Proactive Enforcement and Education
Training and productivity were two words which were quickly becoming synonymous with being a Utah State Patrolman. Standards were very much a part of the Utah Highway Patrol in the 1940s. Statistical sheets were distributed statewide showing activity by section and by officer. Patrolmen were encouraged to be pro-active in implementing programs aimed at accident reduction and criminal apprehension. By setting personal goals and maintaining high standards, all patrolmen learned techniques in the apprehension of criminals.
Working out of St. George, Patrolman L. A. “Blondie” Porter arrested two auto theft suspects, two armed robbers, and two suspects bringing illegal liquor into the state during March 1940. With no radio communications, no teletype communications, no NCIC, and few telephones, patrolmen of the 1940s learned to be creative with their detection and apprehension techniques.
In June 1941, the death toll for Washington County stood at six deaths year-to-date. Five of the six deaths occurred in crashes where the drivers were in their teens and were unlicensed.
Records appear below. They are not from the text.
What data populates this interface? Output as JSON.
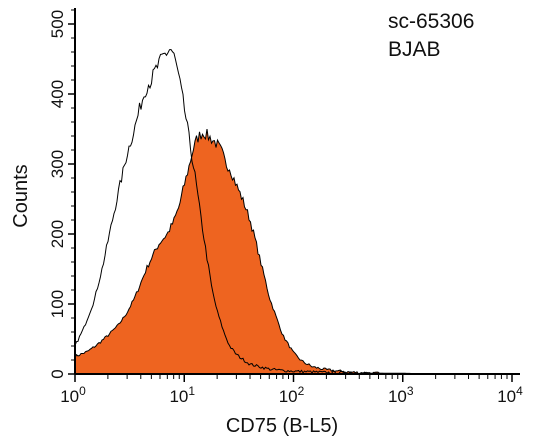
{
  "chart_data": {
    "type": "area",
    "xlabel": "CD75 (B-L5)",
    "ylabel": "Counts",
    "x_scale": "log",
    "xlim": [
      1,
      10000
    ],
    "ylim": [
      0,
      520
    ],
    "x_ticks": [
      {
        "value": 1,
        "base": "10",
        "exp": "0"
      },
      {
        "value": 10,
        "base": "10",
        "exp": "1"
      },
      {
        "value": 100,
        "base": "10",
        "exp": "2"
      },
      {
        "value": 1000,
        "base": "10",
        "exp": "3"
      },
      {
        "value": 10000,
        "base": "10",
        "exp": "4"
      }
    ],
    "y_ticks": [
      0,
      100,
      200,
      300,
      400,
      500
    ],
    "grid": false,
    "annotations": [
      "sc-65306",
      "BJAB"
    ],
    "series": [
      {
        "style": "outline",
        "color": "#000000",
        "x": [
          1,
          1.2,
          1.5,
          1.8,
          2.1,
          2.5,
          3,
          3.5,
          4,
          4.5,
          5,
          5.5,
          6,
          6.5,
          7,
          7.5,
          8,
          8.5,
          9.5,
          10.5,
          11.5,
          12.5,
          14,
          16,
          18,
          20,
          23,
          26,
          30,
          35,
          40,
          50,
          60,
          80,
          100,
          150,
          200,
          300,
          500,
          1000,
          2000,
          5000,
          10000
        ],
        "y": [
          40,
          65,
          105,
          155,
          205,
          260,
          315,
          350,
          385,
          410,
          420,
          435,
          445,
          455,
          460,
          465,
          455,
          440,
          400,
          360,
          320,
          285,
          230,
          170,
          120,
          90,
          60,
          40,
          28,
          20,
          14,
          10,
          7,
          5,
          4,
          3,
          2,
          2,
          1,
          1,
          0,
          0,
          0
        ]
      },
      {
        "style": "filled",
        "color": "#ee6420",
        "x": [
          1,
          1.3,
          1.6,
          2,
          2.5,
          3,
          3.5,
          4,
          4.5,
          5,
          5.5,
          6,
          7,
          8,
          9,
          10,
          11,
          12,
          13,
          14,
          15,
          16,
          17,
          18,
          20,
          22,
          24,
          26,
          28,
          30,
          33,
          36,
          40,
          45,
          50,
          55,
          60,
          70,
          80,
          100,
          120,
          150,
          200,
          300,
          400,
          600,
          1000,
          2000,
          5000,
          10000
        ],
        "y": [
          25,
          32,
          42,
          55,
          70,
          88,
          108,
          130,
          150,
          165,
          178,
          188,
          200,
          218,
          240,
          270,
          295,
          320,
          335,
          342,
          345,
          342,
          338,
          335,
          328,
          318,
          300,
          295,
          282,
          270,
          255,
          240,
          220,
          190,
          160,
          135,
          110,
          80,
          55,
          30,
          18,
          10,
          6,
          3,
          2,
          1,
          0,
          0,
          0,
          0
        ]
      }
    ]
  }
}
Patrolman Porter and Patrolman Loren B. Squire of LaVerkin, announced an all out effort to locate, cite, and prosecute unlicensed drivers. Roadblocks were held in an effort to correct this problem. Statistics showed that seven percent of all drivers stopped at these roadblocks were unlicensed.
Following a series of auto theft arrests involving juveniles, Patrolman Porter began a public safety education program urging drivers to remove their keys from their vehicles, even when left for a short period of time. The enforcement tactics and public education efforts of Patrolmen Porter and Squire were typical of many patrolmen. Motivating officers to become an intricate part of the community in which they serve has always been a goal of the Utah Highway Patrol.